What’s got new nurses on the run?
Several factors influence a new nurse’s decision to jump ship. Traditionally, new nurses began their practice on med-surg floors right out of school. But now, novice nurses flock to specialty areas that once required several years of general nursing experience.
Millennials apply for jobs in the ICU, OR, PACU, or other specialty units before they even graduate. And while it’s true these areas need dedicated nursing staff, the pressures of caring for patients in a highly specialized practice area — with no experience to fall back on — is too much for many new nurses to handle.
Regardless of which unit a novice nurse joins after school, other factors influencing decisions to leave are similar across the board. When asked why they choose to leave, novices often cite the following reasons:
- Dissatisfaction with the role and responsibilities of the job
- Unsafe nurse-to-patient ratios
- Already feeling burnt out from stress
- Unsupportive nurse administration or management
- No room for growth on the unit
Ways to help millennials stay
Research shows Millennial nurses must feel like they’re part of the organization and nursing team. This commitment is directly tied to the decision to remain on a unit, even if work conditions are less than ideal. But beyond helping novices feel welcomed, how can nursing leadership entice Millennials to stay past a year or two?
The approach is two-fold. First, it’s essential to help Millennials feel as though they are actually developing as nurses. Acknowledging accomplishments, like completion of nurse residency programs, helps novice nurses feel like they are growing in their profession. It’s also important to help new nurses develop their skill set, especially if they begin to feel stuck in their job role. Some organizations overcome this by allowing nurses to rotate floors or split time between two different specialties. While this does increase workload, it also helps new nurses gain new skills they apply directly to patient care.
It’s also important to identify nurses thinking of leaving the organization so efforts to redirect them can be started. Millennials, like other employees, naturally wonder about better opportunities elsewhere. Managers can look for signs their employees are dissatisfied with their jobs during regular staff check-ins or job performance reviews. And while it’s important to acknowledge dissatisfaction with the job, it’s critical to discover the underlying issue influencing a nurse’s decision to leave. After all, you can’t change what you don’t know about.

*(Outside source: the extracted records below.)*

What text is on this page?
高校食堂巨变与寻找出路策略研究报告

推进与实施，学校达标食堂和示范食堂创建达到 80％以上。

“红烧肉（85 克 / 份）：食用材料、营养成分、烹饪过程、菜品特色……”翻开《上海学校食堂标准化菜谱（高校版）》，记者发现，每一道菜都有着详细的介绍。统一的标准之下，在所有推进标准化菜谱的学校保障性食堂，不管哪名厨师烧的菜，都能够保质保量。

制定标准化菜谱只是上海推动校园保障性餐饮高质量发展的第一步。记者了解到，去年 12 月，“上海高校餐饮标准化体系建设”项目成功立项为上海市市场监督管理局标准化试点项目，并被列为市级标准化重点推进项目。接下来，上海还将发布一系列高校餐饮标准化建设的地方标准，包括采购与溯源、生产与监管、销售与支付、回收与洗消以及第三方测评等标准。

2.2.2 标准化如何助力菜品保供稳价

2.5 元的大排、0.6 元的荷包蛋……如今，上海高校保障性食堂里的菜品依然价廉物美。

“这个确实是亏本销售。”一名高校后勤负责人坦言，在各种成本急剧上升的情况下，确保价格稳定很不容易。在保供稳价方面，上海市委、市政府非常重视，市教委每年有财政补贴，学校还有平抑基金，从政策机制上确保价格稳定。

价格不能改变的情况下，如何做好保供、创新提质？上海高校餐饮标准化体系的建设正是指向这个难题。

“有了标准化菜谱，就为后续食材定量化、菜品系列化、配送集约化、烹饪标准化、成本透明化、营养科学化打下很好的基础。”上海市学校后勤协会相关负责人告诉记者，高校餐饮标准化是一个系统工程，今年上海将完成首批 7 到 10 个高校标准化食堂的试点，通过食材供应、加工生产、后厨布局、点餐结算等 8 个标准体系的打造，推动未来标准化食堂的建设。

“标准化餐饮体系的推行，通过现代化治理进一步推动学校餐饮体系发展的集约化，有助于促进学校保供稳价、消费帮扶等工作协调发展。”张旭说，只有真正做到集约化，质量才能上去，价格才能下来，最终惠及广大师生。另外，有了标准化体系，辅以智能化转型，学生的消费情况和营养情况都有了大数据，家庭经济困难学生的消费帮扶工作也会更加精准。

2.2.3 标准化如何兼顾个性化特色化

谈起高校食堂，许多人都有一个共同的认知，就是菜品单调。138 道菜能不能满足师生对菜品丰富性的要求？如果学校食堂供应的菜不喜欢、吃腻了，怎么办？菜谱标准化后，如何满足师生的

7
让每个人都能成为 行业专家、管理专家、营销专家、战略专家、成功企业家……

If both these efforts fail, and you still have Millennials leaving your unit, it’s still possible to attract younger nurses back. Reaching out to employees who left the unit within the past year can be fruitful, especially if you talk about the positive changes you’ve made to the unit. Sparking renewed interest in your organization and re-recruiting Millennial nurses can be as simple as sharing updates that make your facility more attractive and nurse-friendly.